I spent a few hours on Sunday researching political parties in Germany, and here is what I have come up with so far (apologies for any mistakes or misrepresentations):

CDU (Christian Democratic Union) is a centrist party and the largest in Germany.  The CDU’s President is Angela Merkel and also the current Chancellor of Germany.  The CDU opposes Turkey’s entry into the EU.  Opposes the SPD and die Linke.  The color orange is used in in literature and signage.

Wikipedia: The CDU is Christian-based, applying the principles of Christian Democracy and emphasizes the “Christian understanding of humans and their responsibility toward God.”

Wikipedia:  In practice, Christian democracy is often considered conservative on cultural, social and moral issues (social conservatism) and progressive on fiscal and economic issues. In Europe, where their opponents have traditionally been secularist socialists, Christian democratic parties are moderately conservative overall, whereas in the very different cultural and political environment of Latin America they tend to lean to the left.

Die Linke (Young Left) is a socialist political party and the most left-wing party of the five in the Bundestag.

DKP (German Communist Party) far-left Marxist-Leninist party; Che Guevera pictured on Web site.

MLPD (Marxist-Leninist Workers Party)

The MLPD has a youth organization Rebell with Rebellmagazin photos on Flickr (including Aufkleber stickers that can be ordered).

NPD (National Democratic Party of Germany) is a far-right party with an ethnic nationalist position.  It was founded in 1964 as a successor to the German Reich party and is often labeled as a neo-Nazi organization.  Opposes Turkey’s entry into the EU.  The leader Udo Voight has had meetings with U.S. white nationalist David Duke.

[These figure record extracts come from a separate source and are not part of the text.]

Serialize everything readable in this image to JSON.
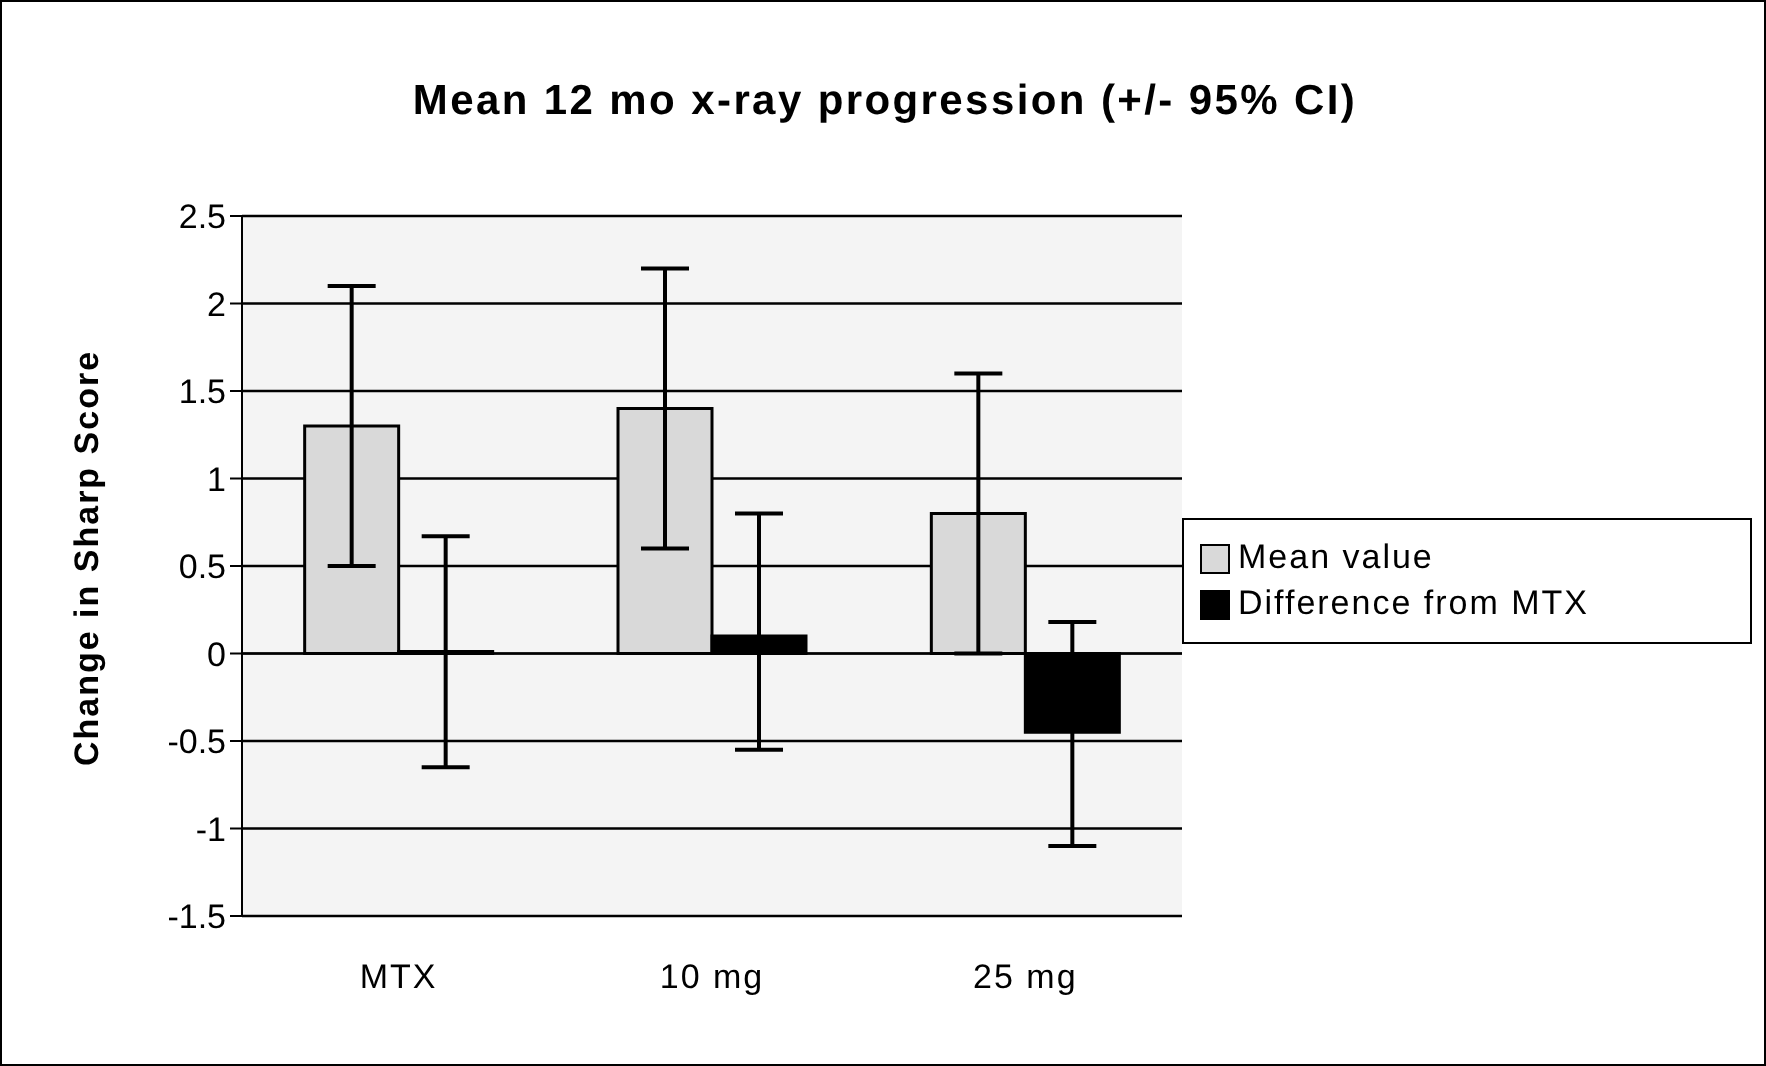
{
  "chart_data": {
    "type": "bar",
    "title": "Mean 12 mo x-ray progression (+/- 95% CI)",
    "ylabel": "Change in Sharp Score",
    "categories": [
      "MTX",
      "10 mg",
      "25 mg"
    ],
    "series": [
      {
        "name": "Mean value",
        "color": "#d9d9d9",
        "values": [
          1.3,
          1.4,
          0.8
        ],
        "errors": [
          [
            0.5,
            2.1
          ],
          [
            0.6,
            2.2
          ],
          [
            0,
            1.6
          ]
        ]
      },
      {
        "name": "Difference from MTX",
        "color": "#000000",
        "values": [
          0,
          0.1,
          -0.45
        ],
        "errors": [
          [
            -0.65,
            0.67
          ],
          [
            -0.55,
            0.8
          ],
          [
            -1.1,
            0.18
          ]
        ]
      }
    ],
    "ylim": [
      -1.5,
      2.5
    ],
    "yticks": [
      -1.5,
      -1,
      -0.5,
      0,
      0.5,
      1,
      1.5,
      2,
      2.5
    ],
    "grid": "y",
    "legend": "right"
  }
}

PDS – former leftist Party of Democratic Socialism (1989-2007) merged to form die Linke in 2007.

SPD – the center-left Social Democratic Party of Germany, the oldest in Germany; according to the party platform, freedom, justice, and social solidarity, form the basis of social democracy.

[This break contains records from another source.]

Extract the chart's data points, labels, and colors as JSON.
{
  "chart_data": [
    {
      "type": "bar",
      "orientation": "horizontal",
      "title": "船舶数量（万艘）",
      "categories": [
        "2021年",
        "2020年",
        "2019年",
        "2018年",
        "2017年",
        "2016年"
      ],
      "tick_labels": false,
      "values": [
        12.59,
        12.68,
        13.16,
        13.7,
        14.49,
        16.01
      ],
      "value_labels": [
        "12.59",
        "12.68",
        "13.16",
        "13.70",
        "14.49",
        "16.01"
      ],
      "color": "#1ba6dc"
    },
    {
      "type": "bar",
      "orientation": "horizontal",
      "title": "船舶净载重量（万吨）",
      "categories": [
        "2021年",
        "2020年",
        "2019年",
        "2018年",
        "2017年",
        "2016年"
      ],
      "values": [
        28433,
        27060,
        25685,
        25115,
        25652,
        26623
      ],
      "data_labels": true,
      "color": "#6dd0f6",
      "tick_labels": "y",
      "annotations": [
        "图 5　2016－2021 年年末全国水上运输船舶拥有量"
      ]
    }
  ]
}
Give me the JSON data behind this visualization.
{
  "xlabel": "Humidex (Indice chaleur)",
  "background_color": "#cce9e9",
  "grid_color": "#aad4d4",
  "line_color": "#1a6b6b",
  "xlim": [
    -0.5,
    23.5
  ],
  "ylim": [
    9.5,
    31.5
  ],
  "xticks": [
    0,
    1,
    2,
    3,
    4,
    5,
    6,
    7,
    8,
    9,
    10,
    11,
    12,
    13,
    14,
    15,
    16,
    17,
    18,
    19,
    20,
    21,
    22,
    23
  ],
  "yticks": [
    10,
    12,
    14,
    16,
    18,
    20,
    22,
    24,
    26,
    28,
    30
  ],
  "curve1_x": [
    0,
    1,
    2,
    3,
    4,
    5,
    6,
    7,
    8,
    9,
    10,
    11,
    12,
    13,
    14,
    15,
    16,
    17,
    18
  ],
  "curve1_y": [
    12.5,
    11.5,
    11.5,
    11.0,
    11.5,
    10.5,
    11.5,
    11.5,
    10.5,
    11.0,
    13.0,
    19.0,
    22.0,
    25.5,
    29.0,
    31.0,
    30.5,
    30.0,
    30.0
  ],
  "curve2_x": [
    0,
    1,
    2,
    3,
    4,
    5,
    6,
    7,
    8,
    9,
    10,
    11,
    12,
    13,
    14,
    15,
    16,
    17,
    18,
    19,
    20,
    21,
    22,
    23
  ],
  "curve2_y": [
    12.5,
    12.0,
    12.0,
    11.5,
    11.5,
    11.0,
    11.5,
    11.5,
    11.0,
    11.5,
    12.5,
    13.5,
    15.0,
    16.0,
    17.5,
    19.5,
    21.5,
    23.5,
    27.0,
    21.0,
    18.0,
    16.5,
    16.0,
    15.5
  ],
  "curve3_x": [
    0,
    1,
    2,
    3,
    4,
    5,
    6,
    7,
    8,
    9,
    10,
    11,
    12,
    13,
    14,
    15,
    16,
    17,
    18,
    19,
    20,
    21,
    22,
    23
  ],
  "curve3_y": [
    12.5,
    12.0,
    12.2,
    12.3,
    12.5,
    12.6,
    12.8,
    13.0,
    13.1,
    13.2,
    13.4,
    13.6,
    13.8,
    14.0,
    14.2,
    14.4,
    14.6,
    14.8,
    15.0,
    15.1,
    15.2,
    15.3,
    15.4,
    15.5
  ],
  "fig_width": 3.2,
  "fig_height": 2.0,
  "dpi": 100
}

***All of this work only to see by chance today that der Spiegel has a quite useful summary of political parties (QUITE!, tho dated September 25, 2009).  I’m not sure why the NPD wasn’t listed among the parties in their article – need to look into.

Of all parties, SPD and die Linke stickers abound, and in some cases the two are joined in various stickers (need to look into that, too); to a lesser extent, I find stickers from the MLPD and a few from DKP.  Far-right NPD stickers are quite rare on the streets of Berlin.  When I do come across one, it’s usually torn or gouged like this one.